Brokeback Mountain
Saw Brokeback Mountain last night with the gang (me, Abs, E, and Ate K). It's a good movie, even though there are times I could hardly hear what Enid Del Mar (Heath Ledger) was saying and the picture having some weird long pauses (irrelevant scenes). E and Ate K shed a bit of tears at some point. It's something that I would recommend to homophobics and cowboy-wannabes to watch. It will definitely be an eye-opener for them and would probably cause major dissonance on their part. It's a good movie. Watch it when you get the chance.
******
Girls' Night Out
After the movie, we trekked/drove a li'l bit along Progress Ave. to go to Flavours which is this great dessert place. We just chilled for a bit and poured our hearts out with stuff about what's going on inside our heads. I was pretty quiet for the most part because they were talking about relationship stuff, which wasn't really was my concern at that time.

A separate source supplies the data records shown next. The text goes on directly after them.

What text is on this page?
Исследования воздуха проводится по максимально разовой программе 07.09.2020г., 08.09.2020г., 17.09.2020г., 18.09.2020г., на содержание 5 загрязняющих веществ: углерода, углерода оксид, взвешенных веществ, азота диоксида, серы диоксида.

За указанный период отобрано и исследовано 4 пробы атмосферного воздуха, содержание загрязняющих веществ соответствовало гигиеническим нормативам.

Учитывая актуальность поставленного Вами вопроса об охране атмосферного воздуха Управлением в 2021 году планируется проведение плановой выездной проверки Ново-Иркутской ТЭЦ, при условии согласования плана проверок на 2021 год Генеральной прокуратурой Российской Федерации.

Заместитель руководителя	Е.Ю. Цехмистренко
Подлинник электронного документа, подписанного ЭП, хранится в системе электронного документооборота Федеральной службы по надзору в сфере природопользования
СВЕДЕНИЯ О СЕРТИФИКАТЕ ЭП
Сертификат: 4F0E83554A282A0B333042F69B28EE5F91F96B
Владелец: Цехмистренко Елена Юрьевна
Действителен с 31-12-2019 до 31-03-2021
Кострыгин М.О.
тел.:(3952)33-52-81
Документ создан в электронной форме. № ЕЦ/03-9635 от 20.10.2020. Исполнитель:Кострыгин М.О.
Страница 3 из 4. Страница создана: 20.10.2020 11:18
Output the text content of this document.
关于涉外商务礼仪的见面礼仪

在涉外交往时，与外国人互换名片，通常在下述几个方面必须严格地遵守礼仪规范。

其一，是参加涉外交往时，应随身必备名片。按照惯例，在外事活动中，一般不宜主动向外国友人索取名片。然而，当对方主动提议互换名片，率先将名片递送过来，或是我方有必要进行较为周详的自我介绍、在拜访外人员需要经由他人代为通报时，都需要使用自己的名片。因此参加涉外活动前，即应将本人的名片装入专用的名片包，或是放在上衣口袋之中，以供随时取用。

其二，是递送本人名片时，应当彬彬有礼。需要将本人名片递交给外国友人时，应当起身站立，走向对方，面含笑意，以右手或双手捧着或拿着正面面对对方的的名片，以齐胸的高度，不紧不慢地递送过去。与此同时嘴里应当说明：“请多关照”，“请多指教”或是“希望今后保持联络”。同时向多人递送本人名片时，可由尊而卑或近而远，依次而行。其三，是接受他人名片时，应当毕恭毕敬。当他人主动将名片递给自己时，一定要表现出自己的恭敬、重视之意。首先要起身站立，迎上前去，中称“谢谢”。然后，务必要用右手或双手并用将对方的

A bunch of topics were tackled last night. As usual, some of the conversations that we had proved my theory that there is no such thing as a monogamous relationship and that polygamy is the way to go. But, of course, it's just me. We also talked about how and why people's lives seem complicated. I think it is because we have such routinary lives that even though there is an easy and right way out; we choose to take the road that would result into more consequences that we have to decide on, therefore, making our lives complex. These complexities and dramas in our lives makes us forget how everything in this world seems like such a routine. People choose to be complex because these breaks us from our cookie-cut roles. People choose to live complex lives because it drives them away from dullness and the possibility living a life of boredom.
We have also tackled about how people seem to be controlling individuals even though we all know that we can not control anything at all. I believe that everyone has this control freak streaks in them and sometimes we just can't help but try to control things. I think the reason why everyone has this issue with control is because of fear. We all fear the unknown and the future, therefore, try as we may we consciously and unconsciously control the present. But the problem with this is that the present is a fleeting moment. It goes away in a blink of an eye that whatever it is we tried controlling a couple of seconds ago would be gone with the wind, therefore, making consequences that we would like to control as well leading to the complexities in life that we try to prevent and not get into. We can not really control anything, we just have to deal with everything that comes our way.
We also tackled the issue of a perfect world. There will never be a perfect world because the word perfect is relative. What my idea of perfect would be different from someone else's notion of perfect. I think there is only two universal thoughts in this world: relativity and change. Moving back to the ideas of a perfect world, me and E, sorta have similar views of the perfect world. Since my mind was opened to the thought that maybe there is such a thing as accepted polygamy but sort of just a repressed kind and never to be talked about thing of our society, it would make our world a li'l bit better if it was more blatantly displayed rather than it feeling like it is a taboo even though everyone is capable of being polygamous. I feel like this world will be a bit better to live in if this happens. Or maybe I'm just saying this because of the situation that I am currently in.
It was a good night highlighted by "philosophical" discussions about accepted polygamy, perfect world, life's complexities and it's inconsistencies. It was a combo of feeling high, miserable and confused with an infusion of madness. Yes, it was a good night of pouring our hearts and sharing our thoughts. It was a good night for our gang.
*****
The Past
Just when you think that life is seemingly ok, the past catches up to you.
People say that we should move forwards and not backwards. But it seems like things are reverting back to their old fucked up way. Frankly, I do not think I could handle another dose of the past. Once is enough. Twice would make me go mad.
I am afraid that I can not be the pillar of strength this time around. I have mentioned before that I would not be able to take another blow like this. But things are going back to how things were in the past. Sad to say, I am not strong enough for this again. Once is enough. Twice would make me go mad.
Is this Karma catching up on me? But then again, these things were happening even before me and dearest stranger crossed paths. Is there such a thing as advance retribution? Wherein Karma gets to you before you do a certain action. I am not strong enough for this again. Once is enough. Twice would make me go mad.
The past is the past. But the present strangely seems like the past. I wish for something else. I don't want this anymore. I am tired of this shit. I will not be able to take another blow like this again. Once is enough. Twice would make me go mad.
*****
I am Angel. . . wishing I had a pensieve!